Ali Salami

Elena Ferrante’s Neapolitan Novels: A Feministic Study

Elena Ferrante (Italian pronunciation: [ˌɛːlena ferˈrante]) is a pseudonymous Italian novelist. Ferrante’s books, originally published in Italian, have been translated into many languages. Ferrante’s four-book series of Neapolitan Novels are her most widely known works.

Time magazine called Ferrante one of the 100 most influential people in 2016. Elena Ferrante is the name used by the author of many novels, including the four-volume work titled the Neapolitan Novels.

Elena Ferrante
Books by Elena Ferrante

Neapolitan Novels

In The Neapolitan Novels Ferrante tell the life story of two perceptive and intelligent girls, Lila and Lenu, born in Naples in 1944, who try to create lives for themselves within a violent and stultifying culture.

The series consists of My Brilliant Friend (2012), The Story of a New Name (2013), Those Who Leave And Those Who Stay (2014), and The Story of the Lost Child (2015), which was nominated for the Strega Prize, the most prestigious Italian literary award.

The first appearance of her work in English was the publication of a short story, “Delia’s Elevator”. translated by Adria Frizzi in the anthology After the War (2004).

It narrates the movements of the title character on the day of her mother’s burial, particularly her return to her safe retreat in the old elevator in the apartment building where she grew up.

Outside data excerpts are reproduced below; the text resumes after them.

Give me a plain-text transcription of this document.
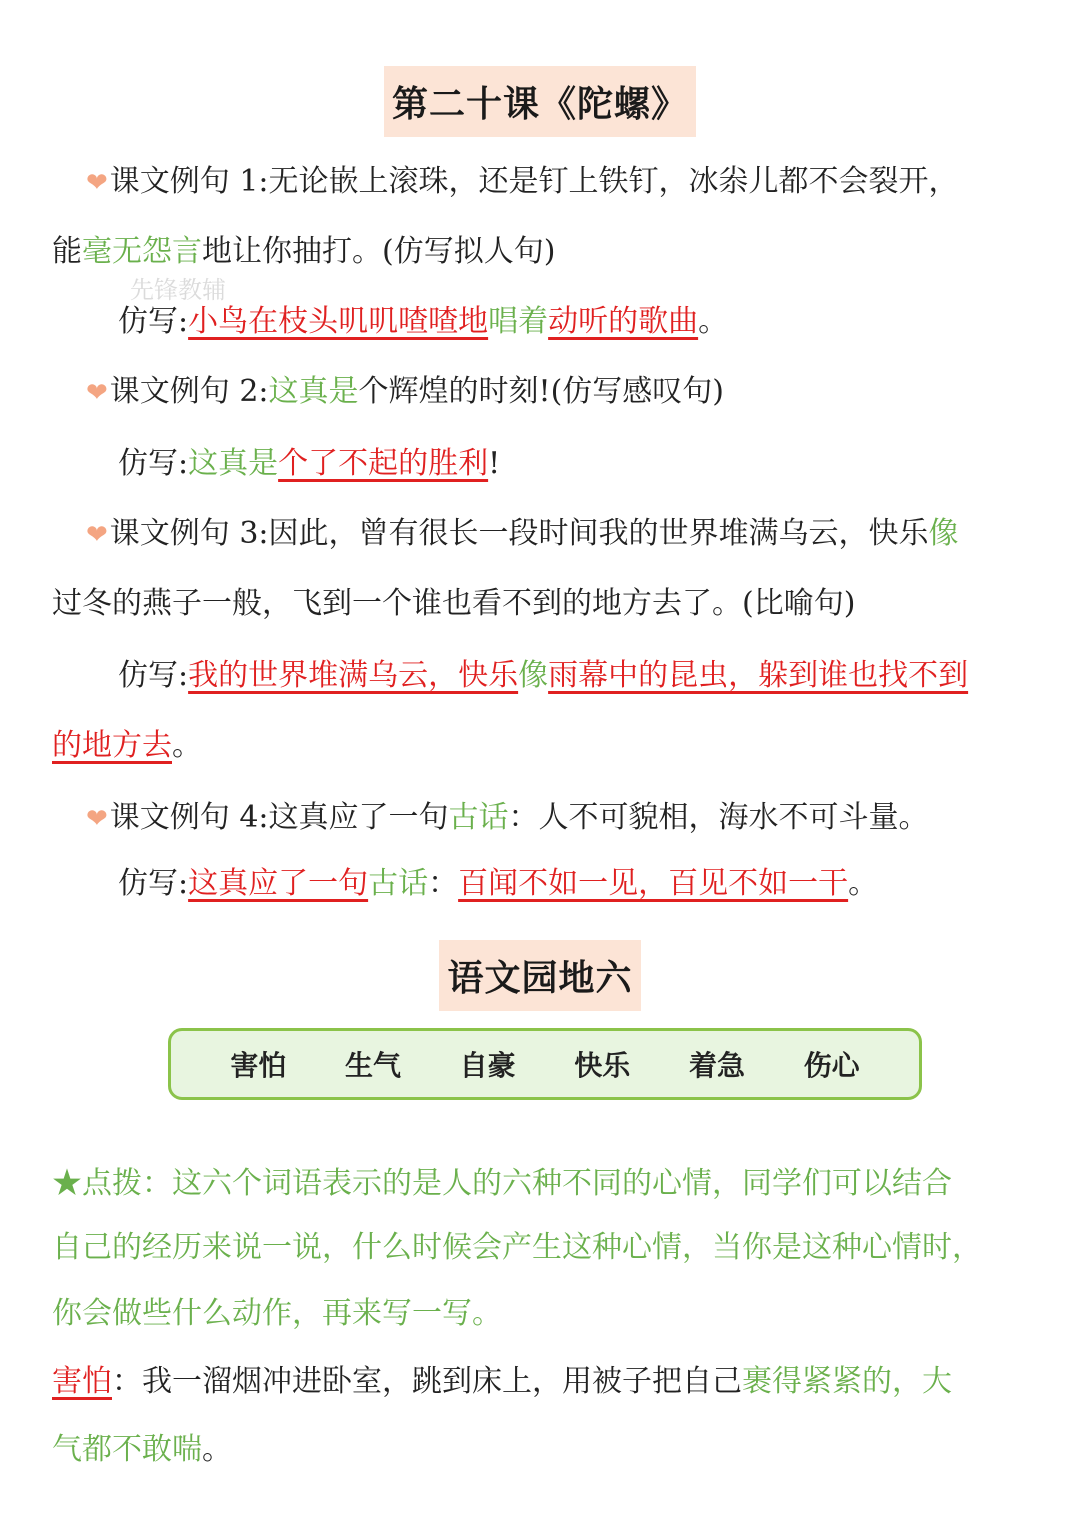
第二十课《陀螺》
❤课文例句 1:无论嵌上滚珠，还是钉上铁钉，冰尜儿都不会裂开，
能毫无怨言地让你抽打。(仿写拟人句)
先锋教辅
仿写:小鸟在枝头叽叽喳喳地唱着动听的歌曲。
❤课文例句 2:这真是个辉煌的时刻!(仿写感叹句)
仿写:这真是个了不起的胜利!
❤课文例句 3:因此，曾有很长一段时间我的世界堆满乌云，快乐像
过冬的燕子一般，飞到一个谁也看不到的地方去了。(比喻句)
仿写:我的世界堆满乌云，快乐像雨幕中的昆虫，躲到谁也找不到
的地方去。
❤课文例句 4:这真应了一句古话：人不可貌相，海水不可斗量。
仿写:这真应了一句古话：百闻不如一见，百见不如一干。
语文园地六
害怕 生气 自豪 快乐 着急 伤心
★点拨：这六个词语表示的是人的六种不同的心情，同学们可以结合
自己的经历来说一说，什么时候会产生这种心情，当你是这种心情时，
你会做些什么动作，再来写一写。
害怕：我一溜烟冲进卧室，跳到床上，用被子把自己裹得紧紧的，大
气都不敢喘。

The fourth book of Ferrante’s Neapolitan quartet, The Story of the Lost Child, appeared on The New York Times 10 Best Books of 2015. The first novel by Elena Ferrante after finishing the quartet, The Lying Life of Adults, was translated into English by Ann Goldstein and played with the stereotypical teenage-girl-coming-of-age structure.

Abstract

Elena Ferrante’s Neapolitan novels are an account of the female friendship of Elena Greco and her most devoted companion, Lila Cerullo.

Novels are set in various cities of Italy, especially Naples, where brutality pervades each corner of the social sphere; through the friendship of these youngsters, Italy’s political and social history are entirely introduced.

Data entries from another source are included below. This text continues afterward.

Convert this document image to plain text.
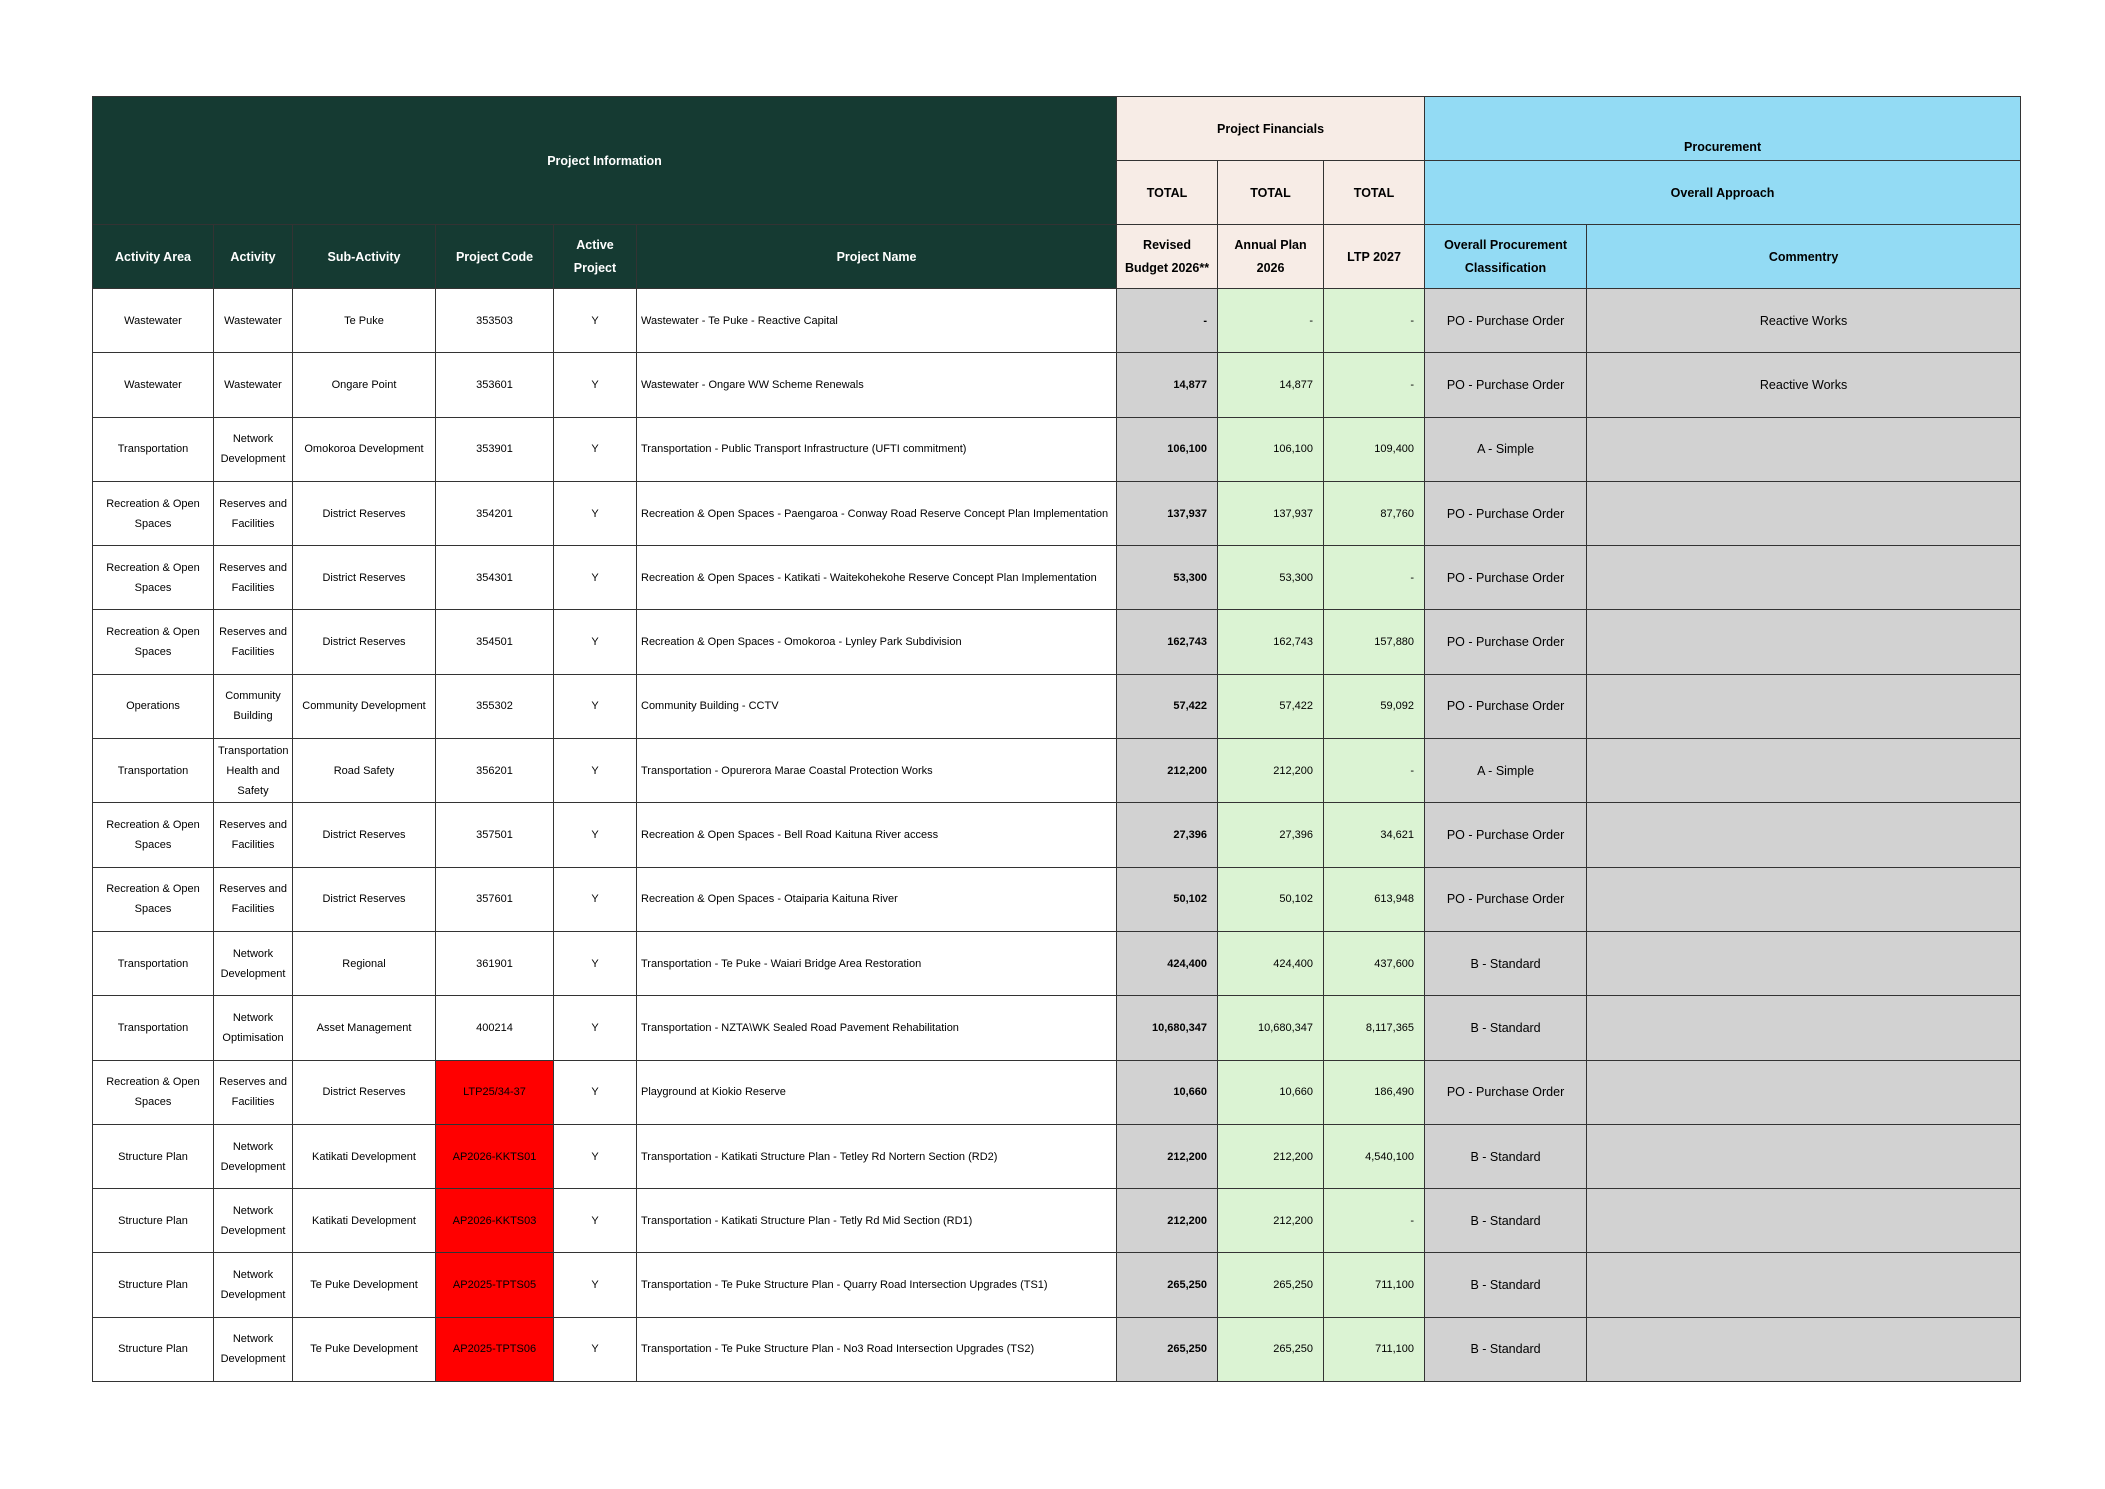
Project Information						Project Financials			Procurement	
						TOTAL	TOTAL	TOTAL	Overall Approach	
Activity Area	Activity	Sub-Activity	Project Code	Active Project	Project Name	Revised Budget 2026**	Annual Plan 2026	LTP 2027	Overall Procurement Classification	Commentry
Wastewater	Wastewater	Te Puke	353503	Y	Wastewater - Te Puke - Reactive Capital	-	-	-	PO - Purchase Order	Reactive Works
Wastewater	Wastewater	Ongare Point	353601	Y	Wastewater - Ongare WW Scheme Renewals	14,877	14,877	-	PO - Purchase Order	Reactive Works
Transportation	Network Development	Omokoroa Development	353901	Y	Transportation - Public Transport Infrastructure (UFTI commitment)	106,100	106,100	109,400	A - Simple	
Recreation & Open Spaces	Reserves and Facilities	District Reserves	354201	Y	Recreation & Open Spaces - Paengaroa - Conway Road Reserve Concept Plan Implementation	137,937	137,937	87,760	PO - Purchase Order	
Recreation & Open Spaces	Reserves and Facilities	District Reserves	354301	Y	Recreation & Open Spaces - Katikati - Waitekohekohe Reserve Concept Plan Implementation	53,300	53,300	-	PO - Purchase Order	
Recreation & Open Spaces	Reserves and Facilities	District Reserves	354501	Y	Recreation & Open Spaces - Omokoroa - Lynley Park Subdivision	162,743	162,743	157,880	PO - Purchase Order	
Operations	Community Building	Community Development	355302	Y	Community Building - CCTV	57,422	57,422	59,092	PO - Purchase Order	
Transportation	Transportation Health and Safety	Road Safety	356201	Y	Transportation - Opurerora Marae Coastal Protection Works	212,200	212,200	-	A - Simple	
Recreation & Open Spaces	Reserves and Facilities	District Reserves	357501	Y	Recreation & Open Spaces - Bell Road Kaituna River access	27,396	27,396	34,621	PO - Purchase Order	
Recreation & Open Spaces	Reserves and Facilities	District Reserves	357601	Y	Recreation & Open Spaces - Otaiparia Kaituna River	50,102	50,102	613,948	PO - Purchase Order	
Transportation	Network Development	Regional	361901	Y	Transportation - Te Puke - Waiari Bridge Area Restoration	424,400	424,400	437,600	B - Standard	
Transportation	Network Optimisation	Asset Management	400214	Y	Transportation - NZTA\WK Sealed Road Pavement Rehabilitation	10,680,347	10,680,347	8,117,365	B - Standard	
Recreation & Open Spaces	Reserves and Facilities	District Reserves	LTP25/34-37	Y	Playground at Kiokio Reserve	10,660	10,660	186,490	PO - Purchase Order	
Structure Plan	Network Development	Katikati Development	AP2026-KKTS01	Y	Transportation - Katikati Structure Plan - Tetley Rd Nortern Section (RD2)	212,200	212,200	4,540,100	B - Standard	
Structure Plan	Network Development	Katikati Development	AP2026-KKTS03	Y	Transportation - Katikati Structure Plan - Tetly Rd Mid Section (RD1)	212,200	212,200	-	B - Standard	
Structure Plan	Network Development	Te Puke Development	AP2025-TPTS05	Y	Transportation - Te Puke Structure Plan - Quarry Road Intersection Upgrades (TS1)	265,250	265,250	711,100	B - Standard	
Structure Plan	Network Development	Te Puke Development	AP2025-TPTS06	Y	Transportation - Te Puke Structure Plan - No3 Road Intersection Upgrades (TS2)	265,250	265,250	711,100	B - Standard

In reality, Ferrante builds up the elements of women’s liberation by setting her main female character inside the late-twentieth-century Naples, where generally, man-centric structures decide to limit the imaginative, self-centered, and determined woman.

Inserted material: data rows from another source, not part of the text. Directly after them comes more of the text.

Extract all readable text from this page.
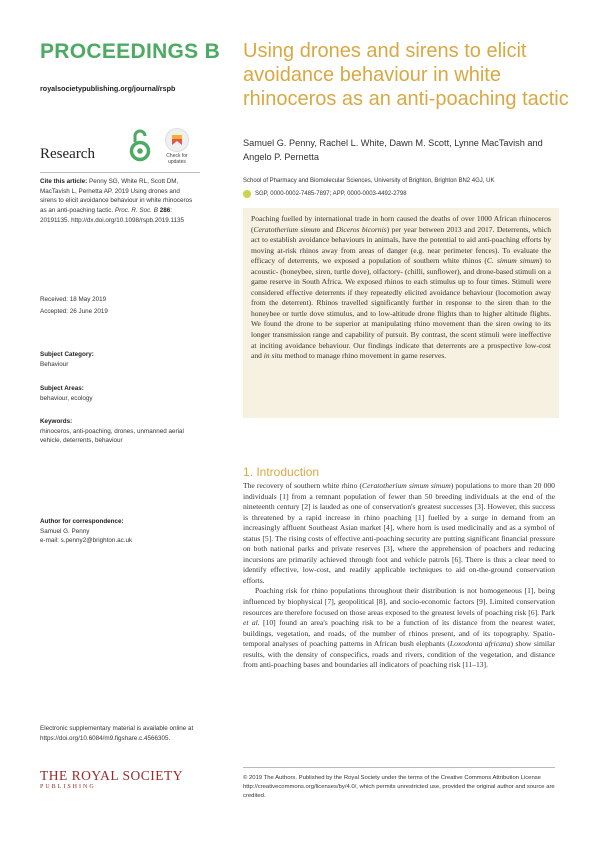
PROCEEDINGS B
royalsocietypublishing.org/journal/rspb
Research	Check for updates
Cite this article: Penny SG, White RL, Scott DM, MacTavish L, Pernetta AP. 2019 Using drones and sirens to elicit avoidance behaviour in white rhinoceros as an anti-poaching tactic. Proc. R. Soc. B 286: 20191135. http://dx.doi.org/10.1098/rspb.2019.1135
Received: 18 May 2019
Accepted: 26 June 2019
Subject Category:
Behaviour
Subject Areas:
behaviour, ecology
Keywords:
rhinoceros, anti-poaching, drones, unmanned aerial vehicle, deterrents, behaviour
Author for correspondence:
Samuel G. Penny
e-mail: s.penny2@brighton.ac.uk
Electronic supplementary material is available online at https://doi.org/10.6084/m9.figshare.c.4566305.
THE ROYAL SOCIETY
PUBLISHING
Using drones and sirens to elicit avoidance behaviour in white rhinoceros as an anti-poaching tactic
Samuel G. Penny, Rachel L. White, Dawn M. Scott, Lynne MacTavish and Angelo P. Pernetta
School of Pharmacy and Biomolecular Sciences, University of Brighton, Brighton BN2 4GJ, UK
SGP, 0000-0002-7485-7897; APP, 0000-0003-4492-2798
Poaching fuelled by international trade in horn caused the deaths of over 1000 African rhinoceros (Ceratotherium simum and Diceros bicornis) per year between 2013 and 2017. Deterrents, which act to establish avoidance behaviours in animals, have the potential to aid anti-poaching efforts by moving at-risk rhinos away from areas of danger (e.g. near perimeter fences). To evaluate the efficacy of deterrents, we exposed a population of southern white rhinos (C. simum simum) to acoustic- (honeybee, siren, turtle dove), olfactory- (chilli, sunflower), and drone-based stimuli on a game reserve in South Africa. We exposed rhinos to each stimulus up to four times. Stimuli were considered effective deterrents if they repeatedly elicited avoidance behaviour (locomotion away from the deterrent). Rhinos travelled significantly further in response to the siren than to the honeybee or turtle dove stimulus, and to low-altitude drone flights than to higher altitude flights. We found the drone to be superior at manipulating rhino movement than the siren owing to its longer transmission range and capability of pursuit. By contrast, the scent stimuli were ineffective at inciting avoidance behaviour. Our findings indicate that deterrents are a prospective low-cost and in situ method to manage rhino movement in game reserves.
1. Introduction

The recovery of southern white rhino (Ceratotherium simum simum) populations to more than 20 000 individuals [1] from a remnant population of fewer than 50 breeding individuals at the end of the nineteenth century [2] is lauded as one of conservation's greatest successes [3]. However, this success is threatened by a rapid increase in rhino poaching [1] fuelled by a surge in demand from an increasingly affluent Southeast Asian market [4], where horn is used medicinally and as a symbol of status [5]. The rising costs of effective anti-poaching security are putting significant financial pressure on both national parks and private reserves [3], where the apprehension of poachers and reducing incursions are primarily achieved through foot and vehicle patrols [6]. There is thus a clear need to identify effective, low-cost, and readily applicable techniques to aid on-the-ground conservation efforts.

Poaching risk for rhino populations throughout their distribution is not homogeneous [1], being influenced by biophysical [7], geopolitical [8], and socio-economic factors [9]. Limited conservation resources are therefore focused on those areas exposed to the greatest levels of poaching risk [6]. Park et al. [10] found an area's poaching risk to be a function of its distance from the nearest water, buildings, vegetation, and roads, of the number of rhinos present, and of its topography. Spatio-temporal analyses of poaching patterns in African bush elephants (Loxodonta africana) show similar results, with the density of conspecifics, roads and rivers, condition of the vegetation, and distance from anti-poaching bases and boundaries all indicators of poaching risk [11–13].

© 2019 The Authors. Published by the Royal Society under the terms of the Creative Commons Attribution License http://creativecommons.org/licenses/by/4.0/, which permits unrestricted use, provided the original author and source are credited.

Based on the signification of feminism thoughts and gender inequality in the literary canon of the 20th century, this study utilizes various speculations of feminism, particularly French feminism, which are grounded based on the theories of Helen Cixous, Julia Kristeva, and Luce Irigaray to shed light on how Ferrante explores new types of female-centered experiences that undermine patriarchal structures by “écriture féminine ”.